Ready for Another Health Care Debate?

Although I voted for President Obama in 2008, it did not take long for me to find myself feeling both disappointed with him and frustrated by his approach to many important issues. I believe he made a serious mistake right from the beginning by refusing to hold his predecessor accountable for war crimes, and I fault him for being so eager for bipartisanship that he botched countless negotiations with Republicans. Eight years later, there are many things about his presidency that I have come to admire and many that I still detest. I'm in no position to evaluate his overall legacy; that task will be left to historians in the future.

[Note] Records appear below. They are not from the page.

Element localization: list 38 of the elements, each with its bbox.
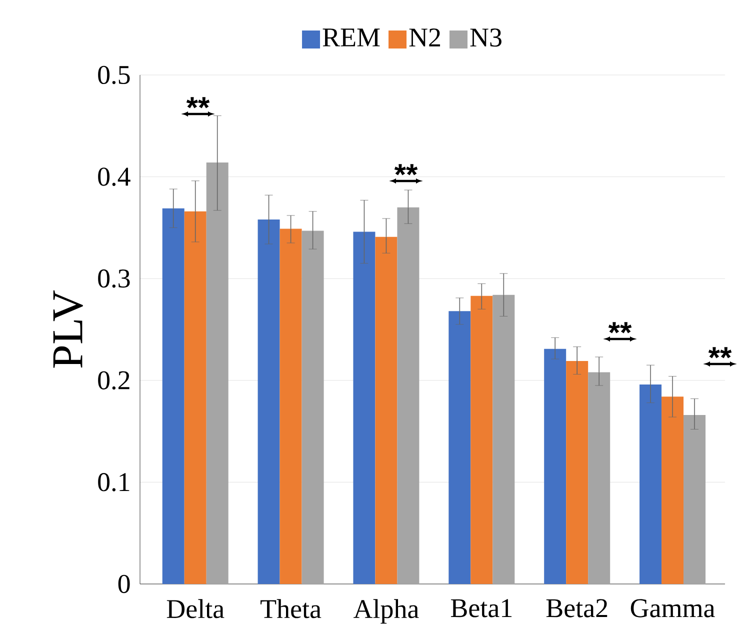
bar — [588, 372, 610, 584]
legend-label: N3 — [470, 28, 502, 47]
x-tick-label: Delta — [166, 599, 224, 618]
bar — [397, 207, 420, 584]
bar — [353, 232, 376, 584]
bar — [492, 294, 515, 584]
bar — [640, 384, 662, 584]
bar — [184, 211, 206, 584]
bar — [448, 311, 471, 584]
y-tick-label: 0.5 — [98, 66, 130, 84]
bar — [206, 162, 228, 584]
annotation: ** — [608, 322, 632, 334]
x-tick-label: Gamma — [630, 599, 715, 618]
bar — [302, 230, 324, 584]
y-tick-label: 0.4 — [98, 168, 130, 186]
annotation: ** — [708, 347, 732, 358]
y-axis-title: PLV — [53, 290, 83, 368]
x-tick-label: Theta — [260, 599, 322, 618]
legend-label: N2 — [409, 28, 440, 46]
bar — [280, 228, 302, 584]
bar — [544, 348, 566, 584]
x-tick-label: Alpha — [353, 599, 419, 624]
annotation: ** — [186, 97, 210, 108]
x-tick-label: Beta2 — [546, 599, 608, 618]
y-tick-label: 0.2 — [98, 371, 130, 390]
legend-label: REM — [322, 28, 380, 46]
bar — [375, 236, 398, 584]
annotation: ** — [394, 164, 418, 176]
bar — [162, 208, 184, 584]
bar — [470, 296, 493, 584]
x-tick-label: Beta1 — [450, 599, 512, 618]
bar — [662, 396, 684, 584]
y-tick-label: 0.1 — [98, 473, 130, 492]
bar — [566, 361, 588, 584]
bar — [258, 220, 280, 584]
y-tick-label: 0 — [118, 574, 130, 594]
y-tick-label: 0.3 — [98, 269, 130, 288]
bar — [684, 414, 706, 584]
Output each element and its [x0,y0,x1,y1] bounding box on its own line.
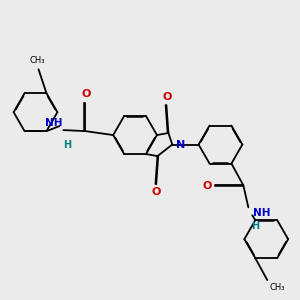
Text: CH₃: CH₃ [30,56,45,65]
Text: O: O [152,187,161,197]
Text: H: H [63,140,71,150]
Text: O: O [202,182,212,191]
Text: NH: NH [45,118,62,128]
Text: O: O [82,89,91,99]
Text: N: N [176,140,185,150]
Text: O: O [163,92,172,102]
Text: CH₃: CH₃ [269,283,285,292]
Text: NH: NH [253,208,271,218]
Text: H: H [251,221,260,231]
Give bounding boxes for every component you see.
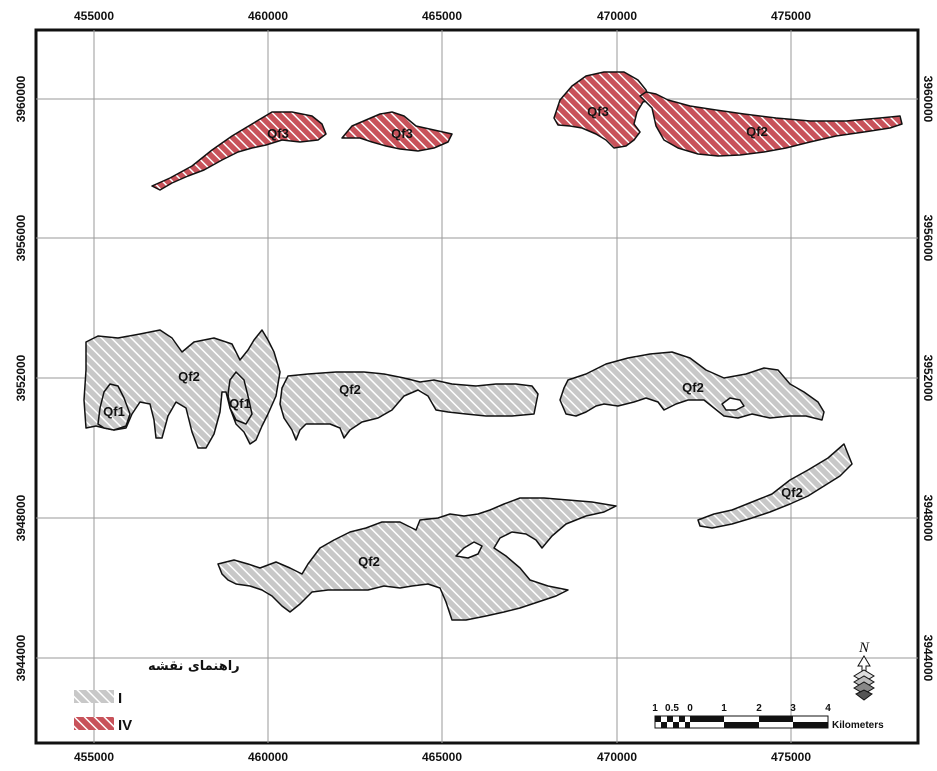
y-tick-label: 3956000 [921,215,935,262]
scale-tick-label: 1 [652,703,658,714]
scale-tick-label: 2 [756,703,762,714]
unit-label-qf3-west: Qf3 [267,126,289,141]
x-tick-labels-top: 455000 460000 465000 470000 475000 [74,9,811,23]
x-tick-labels-bottom: 455000 460000 465000 470000 475000 [74,750,811,764]
legend-swatch-iv [74,717,114,730]
x-tick-label: 470000 [597,9,637,23]
unit-label-qf2-east: Qf2 [682,380,704,395]
scale-unit-label: Kilometers [832,720,884,731]
x-tick-label: 475000 [771,750,811,764]
x-tick-label: 465000 [422,750,462,764]
scale-tick-label: 0 [687,703,693,714]
y-tick-label: 3956000 [14,214,28,261]
x-tick-label: 465000 [422,9,462,23]
map-legend: راهنمای نقشه I IV [74,659,240,734]
unit-polygon-qf3-middle [341,111,453,152]
svg-text:N: N [858,640,870,656]
legend-swatch-i [74,690,114,703]
y-tick-label: 3960000 [921,76,935,123]
y-tick-label: 3948000 [14,494,28,541]
unit-labels: Qf3 Qf3 Qf3 Qf2 Qf2 Qf1 Qf1 Qf2 Qf2 Qf2 … [103,104,803,569]
unit-label-qf1-east: Qf1 [229,396,251,411]
scale-tick-label: 4 [825,703,831,714]
north-arrow-icon: N [853,640,875,701]
scale-bar: 1 0.5 0 1 2 3 4 Kilometers [652,703,884,731]
unit-polygon-qf3-east [553,71,651,149]
unit-label-qf2-central: Qf2 [339,382,361,397]
x-tick-label: 460000 [248,750,288,764]
x-tick-label: 460000 [248,9,288,23]
y-tick-label: 3944000 [14,634,28,681]
y-tick-label: 3944000 [921,635,935,682]
unit-polygon-qf2-north [639,91,903,157]
legend-label-i: I [118,690,122,707]
x-tick-label: 455000 [74,750,114,764]
unit-label-qf2-north: Qf2 [746,124,768,139]
scale-tick-label: 0.5 [665,703,679,714]
unit-polygon-qf2-central [279,371,539,441]
x-tick-label: 475000 [771,9,811,23]
unit-polygon-qf1-west [97,383,131,431]
y-tick-label: 3952000 [14,354,28,401]
unit-label-qf2-northwest: Qf2 [178,369,200,384]
x-tick-label: 455000 [74,9,114,23]
scale-tick-label: 1 [721,703,727,714]
unit-polygon-qf3-west [151,111,327,191]
scale-tick-label: 3 [790,703,796,714]
legend-label-iv: IV [118,717,132,734]
class-i-units [83,329,853,621]
unit-label-qf2-south: Qf2 [358,554,380,569]
unit-hole-south [455,541,483,559]
y-tick-labels-left: 3960000 3956000 3952000 3948000 3944000 [14,75,28,681]
unit-polygon-qf2-east [559,351,825,421]
legend-title: راهنمای نقشه [148,659,240,674]
y-tick-label: 3948000 [921,495,935,542]
unit-polygon-qf2-southeast [697,443,853,529]
unit-label-qf1-west: Qf1 [103,404,125,419]
unit-label-qf3-middle: Qf3 [391,126,413,141]
unit-label-qf2-southeast: Qf2 [781,485,803,500]
unit-polygon-qf1-east [227,371,253,425]
y-tick-labels-right: 3960000 3956000 3952000 3948000 3944000 [921,76,935,682]
y-tick-label: 3960000 [14,75,28,122]
unit-polygon-qf2-south [217,497,617,621]
y-tick-label: 3952000 [921,355,935,402]
x-tick-label: 470000 [597,750,637,764]
unit-label-qf3-east: Qf3 [587,104,609,119]
unit-hole-east [721,397,745,411]
class-iv-units [151,71,903,191]
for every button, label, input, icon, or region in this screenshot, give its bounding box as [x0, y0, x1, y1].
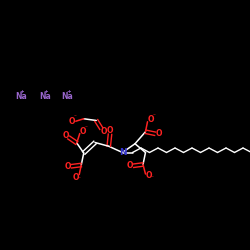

That having been said, I must admit that I find it more than a little sad to see what is happening with the Affordable Care Act (ACA) now that a majority of my fellow citizens have decided that they want Republicans to control all branches of government. President-elect Trump is going to find it awfully difficult not to repeal the ACA even though it is becoming apparent that his party has no clear idea how they might replace it. It was such a central part of his campaign and one of the few areas where he clearly has the overwhelming support of Republicans in Congress that it seems unlikely that he could backtrack now even if he wanted to do so.

What's so sad about it? The prospect of millions of Americans losing their health insurance is the main thing that comes to mind. People who could not afford health insurance prior to the ACA are at risk for losing their coverage entirely. The very idea of living in a country where health care is viewed not as a right but as a privilege (or even a luxury) is incredibly sad. People go broke because of health care costs, and that just doesn't seem right to me.

Another thing I find sad about this is that the failure of the ACA seems to be due, in large part, to yet another messaging failure on the part of the Democrats. They have had years to explain the ACA to the public and sell the legislation. They have not figured out how to do so successfully, and now it appears that they are scrambling around trying to figure out how to muster enough public support to deter Congressional Republicans from repealing it. It seems like far too little and much too late. And this is merely the latest example of the Democrats losing the messaging battle to Republicans. We have seen this again and again.

It has been disappointing to see health insurance premiums rising under the ACA. This has led many to wonder whether it ever should have been described as "affordable." At the same time, we are now being told by desperate Democrats that health care premiums would have risen even higher if it was not for the ACA. This is likely true, but it reminds us once again that the ACA was a piss-poor substitute for the single-payer system we needed and still need. If there is a solution to exorbitant health care costs that does not involve moving us to a single-payer system, I'm not sure what it would be. Most of the rest of the world seems to do well with single-payer, but we refuse to kick the insurance companies out of the picture to our collective detriment.

And yes, I am even sad for the working class Americans who voted for Trump and other Republicans without fully understanding what this was likely to mean for their access to affordable health care. I get to see it up close every day in Mississippi. The people who are most likely to be adversely impacted by Republican policies continue to vote for Republican candidates. And when things get worse for them under Republican leadership, which they inevitably do, they become even more firm in their support for Republicans and even angrier at the Democrats.